Sambil berjalan masuk, La Paggaru teringat pesan almarhum ayahandanya, “Barangsiapa yang terbunuh karena membela hartanya maka ia syahid, dan barangsiapa terbunuh karena membela dirinya maka ia syahid, dan barangsiapa yang terbunuh karena mempertahankan agamanya maka ia syahid, dan barangsiapa yang terbunuh karena mempertahankan keluarganya maka ia syahid.” (HR. Abu Daud dan al-Tirmizi).
Pesan itu kini terngiang hebat di telinganya. Ya … ia harus mempertahankan diri, keluarga dan harta-bendanya. Maka La Paggaru berjanji pada dirinya sendiri, apapun akan ia lakukan untuk membela kehormatannya.
Mata kedua Pabbangkung tetap awas melihat penduduk yang berbaris.
“Tidak ada yang boleh bergerak!” teriak Pabbangkung berkuda putih lantang sambil mengacung-acungkan parang yang menyilaukan mata. Seluruh penduduk bergidik. Suasana begitu mencekam. Ditambah pula si raja siang sudah mulai tertelan di kegelapan malam. La Paggaru belum juga muncul.
“La Panggaru! La Panggaru! Keluar kau atau kubakar seluruh kampung ini!”
Pabbangkung berkuda coklat mulai menebas batang-batang padi yang tadi belum rampung diikat. “Srett … srett … srett….” Sesekali terdengar bunyi gemerincing parang beradu dengan batu.
“Bisa-bisanya kamu menipu kami, monyet kecil!” aum Pabbangkung berkuda putih. “Kau rasakan akibatnya, ya!”
Tiba-tiba terlihat sebuah titik api dari tangan salah satu Pabbangkung. Titik api itu kemudian meluncur ke atap rumah yang dimasuki La Paggaru. Apipun berkobar, melalap rumah-rumah penduduk.
Di tengah hiruk-pikuk kebakaran, kedua Pabbangkung memacu kudanya menyisir rumah-rumah yang sedang terbakar. Suara derap kaki kuda dan gemuruh api yang sedang berkobar bagaikan musik pengantar kematian.

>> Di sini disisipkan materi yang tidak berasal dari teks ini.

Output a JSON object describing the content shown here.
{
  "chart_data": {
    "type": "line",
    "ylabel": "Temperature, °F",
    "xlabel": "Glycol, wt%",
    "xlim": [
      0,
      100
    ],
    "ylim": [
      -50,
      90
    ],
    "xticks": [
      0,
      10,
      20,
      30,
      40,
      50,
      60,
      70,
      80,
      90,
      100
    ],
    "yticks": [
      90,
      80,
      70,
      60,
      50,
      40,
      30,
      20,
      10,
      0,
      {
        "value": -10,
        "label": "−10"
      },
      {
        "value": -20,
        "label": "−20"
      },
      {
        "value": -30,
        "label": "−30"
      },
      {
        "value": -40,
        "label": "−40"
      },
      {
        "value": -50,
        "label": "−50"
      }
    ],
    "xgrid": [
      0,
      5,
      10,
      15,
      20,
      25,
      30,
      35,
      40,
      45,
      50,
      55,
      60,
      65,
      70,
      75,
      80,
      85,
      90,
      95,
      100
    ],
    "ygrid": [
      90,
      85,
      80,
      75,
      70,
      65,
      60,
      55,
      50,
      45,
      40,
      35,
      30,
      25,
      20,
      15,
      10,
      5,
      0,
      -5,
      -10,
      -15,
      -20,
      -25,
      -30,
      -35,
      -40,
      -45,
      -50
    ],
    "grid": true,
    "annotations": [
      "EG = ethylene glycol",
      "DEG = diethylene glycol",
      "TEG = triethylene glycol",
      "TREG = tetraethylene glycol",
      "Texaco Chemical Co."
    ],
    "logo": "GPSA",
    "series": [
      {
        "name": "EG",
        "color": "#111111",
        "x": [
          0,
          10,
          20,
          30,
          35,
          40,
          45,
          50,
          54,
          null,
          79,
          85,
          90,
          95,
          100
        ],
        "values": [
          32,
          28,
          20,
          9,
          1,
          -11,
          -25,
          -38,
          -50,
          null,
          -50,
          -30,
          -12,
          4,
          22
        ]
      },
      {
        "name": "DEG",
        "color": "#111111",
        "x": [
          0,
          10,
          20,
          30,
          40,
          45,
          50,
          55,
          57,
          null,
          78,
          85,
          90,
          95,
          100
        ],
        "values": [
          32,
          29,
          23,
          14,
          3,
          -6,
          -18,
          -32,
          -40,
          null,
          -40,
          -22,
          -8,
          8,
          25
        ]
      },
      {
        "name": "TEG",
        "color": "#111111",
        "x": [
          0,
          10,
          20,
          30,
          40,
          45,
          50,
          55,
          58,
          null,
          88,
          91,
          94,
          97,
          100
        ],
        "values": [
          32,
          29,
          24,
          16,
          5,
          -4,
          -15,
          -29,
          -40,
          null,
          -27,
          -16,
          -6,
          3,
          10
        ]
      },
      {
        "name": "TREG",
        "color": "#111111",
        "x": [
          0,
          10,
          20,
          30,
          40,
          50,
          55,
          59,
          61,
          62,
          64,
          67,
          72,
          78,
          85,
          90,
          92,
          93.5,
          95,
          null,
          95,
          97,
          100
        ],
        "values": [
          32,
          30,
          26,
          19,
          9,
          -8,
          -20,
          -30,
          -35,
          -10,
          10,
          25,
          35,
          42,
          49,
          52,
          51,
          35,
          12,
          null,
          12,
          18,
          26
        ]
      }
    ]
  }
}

Tiba-tiba kuda putih tersungkur ke tanah yang menyebabkan Pabbangkung ikut pula terpental nyaris masuk ke dalam kobaran api. Dengan sigap Pabbangkung menarik tali kekang kudanya dan ternyata si kuda putih masih mampu berdiri. Ia memberi isyarat ke Pabbangkung berkuda coklat untuk meninggalkan kampung yang mereka bumi-hanguskan. Tidak cukup sampai di situ, Pabbangkung juga menculik ibu dan seorang adik lelaki La Paggaru.
Saudara-saudara dan keluarga La Paggaru sangat sedih namun mereka tak mampu berbuat banyak. Penduduk desa pun hanya bisa menangisi harta bendanya berupa rumah beratap daun rumbia, berdinding anyaman bambu dan beralaskan tanah.
Sedangkan La Paggaru tidak diketahui rimbanya hingga beberapa tahun kemudian.
***
LATAR Tahun 1950, Desa Watu, Marioriwawo, Kabupaten Soppeng, Sulawesi Selatan.